Es müßten jene Bildermyriaden,
die sich mir nahen auf der Dichtung Pfaden,
um einen Stoff, Krystallen gleich, anschiessen,
und diesen müsste, wie in Erz, ich giessen,
damit aus ihm in frei geschiednen Klängen
die Myriaden wieder lebend sprängen.
Dit sonnet formuleert een van de basale concepten van Humboldt: ideeën, voorstellingen, waarnemingen, herinneringen - de ‘Bildermyriaden im Innersten’ - blijven zo lang chaotisch, ongestructureerd, ongrijpbaar, onbegrijpelijk, als ze niet ‘um einen Stoff, Krystallen gleich, anschiessen’; als ze dus niet in vormen gearticuleerd worden die in hun fysieke structuur - ‘Krystallen gleich’ - ook structuur geven aan hun conceptuele equivalenten.

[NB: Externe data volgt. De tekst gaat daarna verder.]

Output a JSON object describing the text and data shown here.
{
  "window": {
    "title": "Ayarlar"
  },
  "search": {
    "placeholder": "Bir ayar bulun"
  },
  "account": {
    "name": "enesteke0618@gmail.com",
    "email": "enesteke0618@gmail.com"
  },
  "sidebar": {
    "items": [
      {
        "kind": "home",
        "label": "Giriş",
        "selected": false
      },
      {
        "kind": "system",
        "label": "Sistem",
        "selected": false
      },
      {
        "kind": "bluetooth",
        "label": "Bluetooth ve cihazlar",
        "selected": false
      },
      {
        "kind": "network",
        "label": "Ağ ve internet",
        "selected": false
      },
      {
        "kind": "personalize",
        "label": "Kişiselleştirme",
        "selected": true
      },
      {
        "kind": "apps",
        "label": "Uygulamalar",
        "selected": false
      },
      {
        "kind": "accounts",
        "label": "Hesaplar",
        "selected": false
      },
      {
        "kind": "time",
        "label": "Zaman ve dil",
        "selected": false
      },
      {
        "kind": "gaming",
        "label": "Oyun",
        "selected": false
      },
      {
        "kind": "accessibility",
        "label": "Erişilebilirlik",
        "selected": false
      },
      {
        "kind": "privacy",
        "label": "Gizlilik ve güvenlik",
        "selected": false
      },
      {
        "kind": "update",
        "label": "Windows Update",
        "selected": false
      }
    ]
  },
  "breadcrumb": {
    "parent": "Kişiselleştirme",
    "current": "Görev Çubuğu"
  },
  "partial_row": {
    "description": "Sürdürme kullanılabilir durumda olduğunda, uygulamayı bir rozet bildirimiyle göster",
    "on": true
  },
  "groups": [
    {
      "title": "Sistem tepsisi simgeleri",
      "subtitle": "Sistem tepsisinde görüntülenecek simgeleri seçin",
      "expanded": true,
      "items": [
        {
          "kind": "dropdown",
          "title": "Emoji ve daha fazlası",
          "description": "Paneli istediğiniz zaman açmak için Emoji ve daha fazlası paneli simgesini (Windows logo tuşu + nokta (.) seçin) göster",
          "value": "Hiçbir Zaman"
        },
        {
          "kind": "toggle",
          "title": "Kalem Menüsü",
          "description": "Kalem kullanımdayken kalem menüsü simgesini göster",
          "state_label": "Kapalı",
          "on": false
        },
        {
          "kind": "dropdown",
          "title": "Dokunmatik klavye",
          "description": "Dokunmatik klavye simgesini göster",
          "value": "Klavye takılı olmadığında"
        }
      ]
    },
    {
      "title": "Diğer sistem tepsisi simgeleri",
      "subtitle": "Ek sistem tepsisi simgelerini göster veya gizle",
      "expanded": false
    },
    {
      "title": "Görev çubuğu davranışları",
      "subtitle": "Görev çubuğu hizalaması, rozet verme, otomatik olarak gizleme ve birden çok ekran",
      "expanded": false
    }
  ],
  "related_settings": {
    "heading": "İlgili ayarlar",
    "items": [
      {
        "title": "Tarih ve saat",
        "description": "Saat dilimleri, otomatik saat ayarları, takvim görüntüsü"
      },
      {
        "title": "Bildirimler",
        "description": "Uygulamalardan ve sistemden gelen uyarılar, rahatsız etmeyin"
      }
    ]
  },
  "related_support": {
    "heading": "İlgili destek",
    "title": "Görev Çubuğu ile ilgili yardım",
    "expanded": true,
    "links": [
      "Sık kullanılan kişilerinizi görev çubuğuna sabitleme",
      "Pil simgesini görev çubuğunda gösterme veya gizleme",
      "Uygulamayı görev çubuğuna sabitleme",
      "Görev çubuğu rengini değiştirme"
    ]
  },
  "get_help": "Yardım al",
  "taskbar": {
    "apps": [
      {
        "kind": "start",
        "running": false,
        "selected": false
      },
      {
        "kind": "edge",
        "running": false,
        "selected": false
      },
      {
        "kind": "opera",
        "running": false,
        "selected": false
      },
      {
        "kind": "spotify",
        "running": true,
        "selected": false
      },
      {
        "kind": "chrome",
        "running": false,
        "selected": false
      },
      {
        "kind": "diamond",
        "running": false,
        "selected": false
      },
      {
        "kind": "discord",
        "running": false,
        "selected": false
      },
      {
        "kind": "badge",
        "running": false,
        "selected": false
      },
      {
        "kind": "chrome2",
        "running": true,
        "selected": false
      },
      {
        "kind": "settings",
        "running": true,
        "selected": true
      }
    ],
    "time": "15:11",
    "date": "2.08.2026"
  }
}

De principiële betekenis van taalsystemen ligt in hun ‘energeia’ om de fysieke structuur van de klanken (de ‘articulatie’) via een tekenrelatie op te leggen aan de mentale chaos van ervaringen, beelden, herinneringen, en zo gestructureerd denken überhaupt mogelijk te maken: de articulatie is constituerend voor het denken in ordenende kategorieën en gedefinieerde begrippen. In deze zin bindt Humboldt denken aan taalgebruik. Ondanks de Humboldtiaanse inkleuring van Koefoeds beschouwingen deelt hij deze voor Wilhelm von Humboldt zo cruciale gedachte niet. Hij stelt namelijk - steunend op het voorbeeld van ‘de pen die over het papier krast’: een concept zonder Nederlandse naam - dat er wel concepten bestaan die niet vanuit talige tekens gestructureerd zijn, en dat er dus een zekere onafhakelijkheid bestaat tussen denken en taal. Ik ben nieuwsgierig naar de argumenten voor deze toch radicaal te noemen breuk met de taaltheorie van Humboldt waaraan Koefoed zich in andere opzichten zo sterk verbindt.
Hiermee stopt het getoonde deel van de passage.